Não sabia que uma conspiração estava em andamento. Tudo começara bem antes, quando um nome lhe fora dado. Nome do pai. Claro, confissão de intenções: que o menino sem nome e sem desejos aceitasse como seus o nome e os desejos de um outro que ele nem mesmo conhecia. Filho, extensão do pai, realização de desejos não realizados, sobrevivência do seu corpo, uma pitada de onipotência, uma gota de imortalidade.
‘Que é que ele vai ser quando crescer? Médico? Diplomata? Cientista?’
E as conversas se prolongavam, temperadas com sorrisos e boas intenções, enquanto silenciosas se teciam as malhas do desejo em que o pai e a mãe esperavam colher/acolher/encolher o menino dos desejos simples.
Até que chegou o dia em que lhe foi dito:
- É preciso ir para escola. Todos os meninos vão. Para se transformarem em gente. Deixar as coisas de criança. Em cada criança brincante dorme um adulto produtivo. É preciso que o adulto produtivo devore a criança inútil.
E assim aconteceu. Há certos golpes do destino contra os quais é inútil lutar.
O menino de carne e osso aprendeu coisas curiosas: nomes de heróis, frases que teriam dito, as alturas de montes onde nunca subiria, as funduras dos mares onde nunca desceria, a distância de galáxias, o “se”, partícula apassivadora, o “se”, símbolo de indeterminação do sujeito, nomes de cidades de países longínquos, suas populações e riquezas, fórmulas e mais fórmulas...
Sabia que tudo aquilo deveria ter um motivo. Só que ele não entendia. O desejo permanecia selvagem. E disto eram prova aquelas notas vermelhas no boletim, testemunhas de como o menino cavalgava longe do desejo dos outros, conspiradores secretos, escondidos na monotonia dos currículos que não faziam o seu corpo sorrir...
‘Pra que serve tudo isso?’, ele perguntava.
O pai respondia, sábio e paciente:
- Um dia você saberá.

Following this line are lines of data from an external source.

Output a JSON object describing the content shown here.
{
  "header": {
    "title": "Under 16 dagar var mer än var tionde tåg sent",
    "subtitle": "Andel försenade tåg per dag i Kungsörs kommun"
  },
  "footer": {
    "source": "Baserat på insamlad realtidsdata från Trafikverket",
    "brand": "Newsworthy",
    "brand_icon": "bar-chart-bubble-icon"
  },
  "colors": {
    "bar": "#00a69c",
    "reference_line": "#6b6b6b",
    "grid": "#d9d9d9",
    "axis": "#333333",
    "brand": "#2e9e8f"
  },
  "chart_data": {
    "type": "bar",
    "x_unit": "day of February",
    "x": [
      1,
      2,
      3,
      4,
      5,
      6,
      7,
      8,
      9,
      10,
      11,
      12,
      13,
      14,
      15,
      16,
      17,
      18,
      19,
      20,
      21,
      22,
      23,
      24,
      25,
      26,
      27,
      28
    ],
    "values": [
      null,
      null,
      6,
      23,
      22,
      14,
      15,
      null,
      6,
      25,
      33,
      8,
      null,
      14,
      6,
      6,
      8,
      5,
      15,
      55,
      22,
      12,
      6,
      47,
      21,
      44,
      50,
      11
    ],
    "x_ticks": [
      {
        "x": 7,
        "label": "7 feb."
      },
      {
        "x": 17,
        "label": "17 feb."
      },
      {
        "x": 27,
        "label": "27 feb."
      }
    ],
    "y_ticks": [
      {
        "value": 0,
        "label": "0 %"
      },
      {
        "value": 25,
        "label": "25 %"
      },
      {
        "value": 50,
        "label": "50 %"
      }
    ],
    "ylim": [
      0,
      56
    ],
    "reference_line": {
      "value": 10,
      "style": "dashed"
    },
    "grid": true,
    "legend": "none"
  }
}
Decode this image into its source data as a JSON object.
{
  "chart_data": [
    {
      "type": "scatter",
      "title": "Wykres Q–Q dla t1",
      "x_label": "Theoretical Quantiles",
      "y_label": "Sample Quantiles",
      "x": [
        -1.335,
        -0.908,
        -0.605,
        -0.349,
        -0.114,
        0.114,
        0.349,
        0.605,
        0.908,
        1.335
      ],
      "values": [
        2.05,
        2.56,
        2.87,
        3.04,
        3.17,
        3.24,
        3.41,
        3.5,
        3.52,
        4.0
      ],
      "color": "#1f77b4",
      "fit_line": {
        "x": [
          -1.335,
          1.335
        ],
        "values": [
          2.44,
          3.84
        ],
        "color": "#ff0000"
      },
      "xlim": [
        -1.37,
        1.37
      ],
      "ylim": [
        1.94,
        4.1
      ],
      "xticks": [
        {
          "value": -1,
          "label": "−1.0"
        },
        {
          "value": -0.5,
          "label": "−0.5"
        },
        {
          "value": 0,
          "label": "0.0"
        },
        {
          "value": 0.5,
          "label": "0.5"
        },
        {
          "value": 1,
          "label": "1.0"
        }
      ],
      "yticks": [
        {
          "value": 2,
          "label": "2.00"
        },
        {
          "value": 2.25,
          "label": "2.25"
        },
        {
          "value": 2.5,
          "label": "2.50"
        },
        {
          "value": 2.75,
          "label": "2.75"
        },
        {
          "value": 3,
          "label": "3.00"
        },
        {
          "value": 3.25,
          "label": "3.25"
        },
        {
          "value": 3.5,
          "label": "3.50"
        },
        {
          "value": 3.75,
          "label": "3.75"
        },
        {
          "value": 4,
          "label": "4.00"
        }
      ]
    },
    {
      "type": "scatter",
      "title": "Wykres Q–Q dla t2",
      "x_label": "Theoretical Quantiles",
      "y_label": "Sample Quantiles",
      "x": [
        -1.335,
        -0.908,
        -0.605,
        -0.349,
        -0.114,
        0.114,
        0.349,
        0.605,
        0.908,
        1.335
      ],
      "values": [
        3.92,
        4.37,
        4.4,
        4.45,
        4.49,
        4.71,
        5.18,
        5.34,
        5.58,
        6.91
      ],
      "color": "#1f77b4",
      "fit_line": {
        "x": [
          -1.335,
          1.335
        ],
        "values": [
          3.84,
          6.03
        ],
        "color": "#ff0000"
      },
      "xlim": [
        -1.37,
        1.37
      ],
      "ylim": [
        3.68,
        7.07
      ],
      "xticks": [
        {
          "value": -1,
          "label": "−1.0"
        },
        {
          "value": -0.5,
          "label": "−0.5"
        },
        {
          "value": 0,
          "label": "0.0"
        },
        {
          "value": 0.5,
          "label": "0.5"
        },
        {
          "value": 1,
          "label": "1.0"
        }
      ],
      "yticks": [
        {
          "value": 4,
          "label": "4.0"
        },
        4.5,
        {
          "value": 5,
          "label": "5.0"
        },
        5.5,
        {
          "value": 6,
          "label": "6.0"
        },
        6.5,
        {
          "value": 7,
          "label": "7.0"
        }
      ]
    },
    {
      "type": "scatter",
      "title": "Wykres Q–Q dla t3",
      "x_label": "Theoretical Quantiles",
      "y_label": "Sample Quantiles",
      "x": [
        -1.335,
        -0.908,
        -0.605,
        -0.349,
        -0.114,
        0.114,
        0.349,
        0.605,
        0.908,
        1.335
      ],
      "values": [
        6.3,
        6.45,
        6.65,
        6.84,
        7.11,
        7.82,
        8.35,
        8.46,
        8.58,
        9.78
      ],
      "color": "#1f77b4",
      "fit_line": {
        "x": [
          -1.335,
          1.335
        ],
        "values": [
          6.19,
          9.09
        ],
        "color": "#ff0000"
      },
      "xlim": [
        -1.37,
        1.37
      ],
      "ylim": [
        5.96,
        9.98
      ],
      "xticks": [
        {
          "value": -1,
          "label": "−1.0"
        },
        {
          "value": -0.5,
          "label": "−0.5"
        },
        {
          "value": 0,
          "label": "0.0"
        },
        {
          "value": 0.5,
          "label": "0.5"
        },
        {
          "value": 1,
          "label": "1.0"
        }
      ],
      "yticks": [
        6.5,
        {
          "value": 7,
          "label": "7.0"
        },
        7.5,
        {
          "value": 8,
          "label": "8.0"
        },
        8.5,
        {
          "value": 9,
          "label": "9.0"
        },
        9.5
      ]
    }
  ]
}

Por hora basta de saber que papai sabe o que é melhor para seu filho...
O menino cresceu. E aconteceu que, em meio às suas rotinas, veio a se encontrar com dois cavalheiros bem vestidos e de fala branda, que se puseram a contar estórias de um mundo encantado sobre o qual ele nunca ouvira falar. Eles disseram de heróis em aventais brancos, cavalgando microscópios e telescópios, brandindo máquinas fantásticas e aparelhos misteriosos, em meio a líquidos mágicos que faziam viver e morrer, encastelados em templos onde as coisas visíveis ficavam invisíveis e as coisas invisíveis ficavam visíveis, e lhe disseram de prodígios de verdade, e lhe perguntaram se ele não desejava se transformar num mago, num artista... A recompensa? O poder, o conhecimento de segredos que ninguém conhece, a glória, ser olhado por todos como um ser diferente, sublime, superior. Se os seus prodígios fossem maiores que os de todos, ele poderia aparecer no palco supremo da Ciência, em país distante, onde os mortais se revestem de imortalidade...
O menino grande se lembrou dos sonhos de menino pequeno. E sorriu. Finalmente, chegara o momento da sua realização. Estranhou que os narizes dos respeitáveis cavalheiros tivessem crescido enquanto falavam. Mas, logo o tranqüilizaram:
- É só pra te cheirar melhor, meu filho...
Começaram as transformações. Primeiro os olhos. Já não refletiam outros olhares e nem borboletas... Aprenderam a concentração, a disciplina. Depois o corpo, que desaprendeu a dança, o vôo dos papagaios e o brinquedo. Era necessário dedicar-se totalmente. Os pensamentos abandonaram as fantasias e os contos de fadas. Passaram a morar no mundo das fórmulas e dos experimentos. Até o prazer da comida se satisfez com os sanduíches rápidos do almoço, e na cama o corpo se esqueceu do corpo...
E aprendeu coisas preciosas. Que o corpo do cientista é neutro. Que ele não se comove por considerações de valor ou prazer. Que está acima da vida e da morte (isto é coisa de políticos, militares e clérigos), em dedicação total ao saber. Bastava-lhe ser um devotado servidor do progresso da Ciência.
Mas, tantos sacrifícios acabaram por receber merecida recompensa. A sorte soprou, favorável, e de seu corpo diferente surgiu uma nova magia, e o palco da imortalidade lhe foi aberto. Lá, perante todos, compreendeu que valera a pena. Duas lagrimas lhe rolaram pela face.
Já não era o menino de outrora, carne e osso. Crescera. Estava diferente. Os aplausos de madeira enchiam a sala. Era a glória. E foi então que o milagre aconteceu. O recinto se encheu de suave luminosidade, e a Mosca Azul, que até então só habitara os seus sonhos, veio de longe e roçou seu rosto com suas asas. E a grande transformação aconteceu. Era um boneco de madeira, inteligência pura, sem coração. E os milhares de bonecos, iguais, de pé, não paravam de tamanquear os seus aplausos ao novo irmão, enquanto gritavam o seu nome:
- Pinóquio, Pinóquio, Pinóquio...”

Rubem Alves

quinta-feira, 20 de dezembro de 2007

MENSAGEM DE NATAL

Por José Barbosa Junior...


"Há muito tempo atrás um poeta decidiu escrever sua obra. Poetas são seres mágicos, suas palavras têm o poder de criar mundos. Basta que digam e as coisas acontecem, surgem do nada, ex nihilo, desejos que se transformam em coisas.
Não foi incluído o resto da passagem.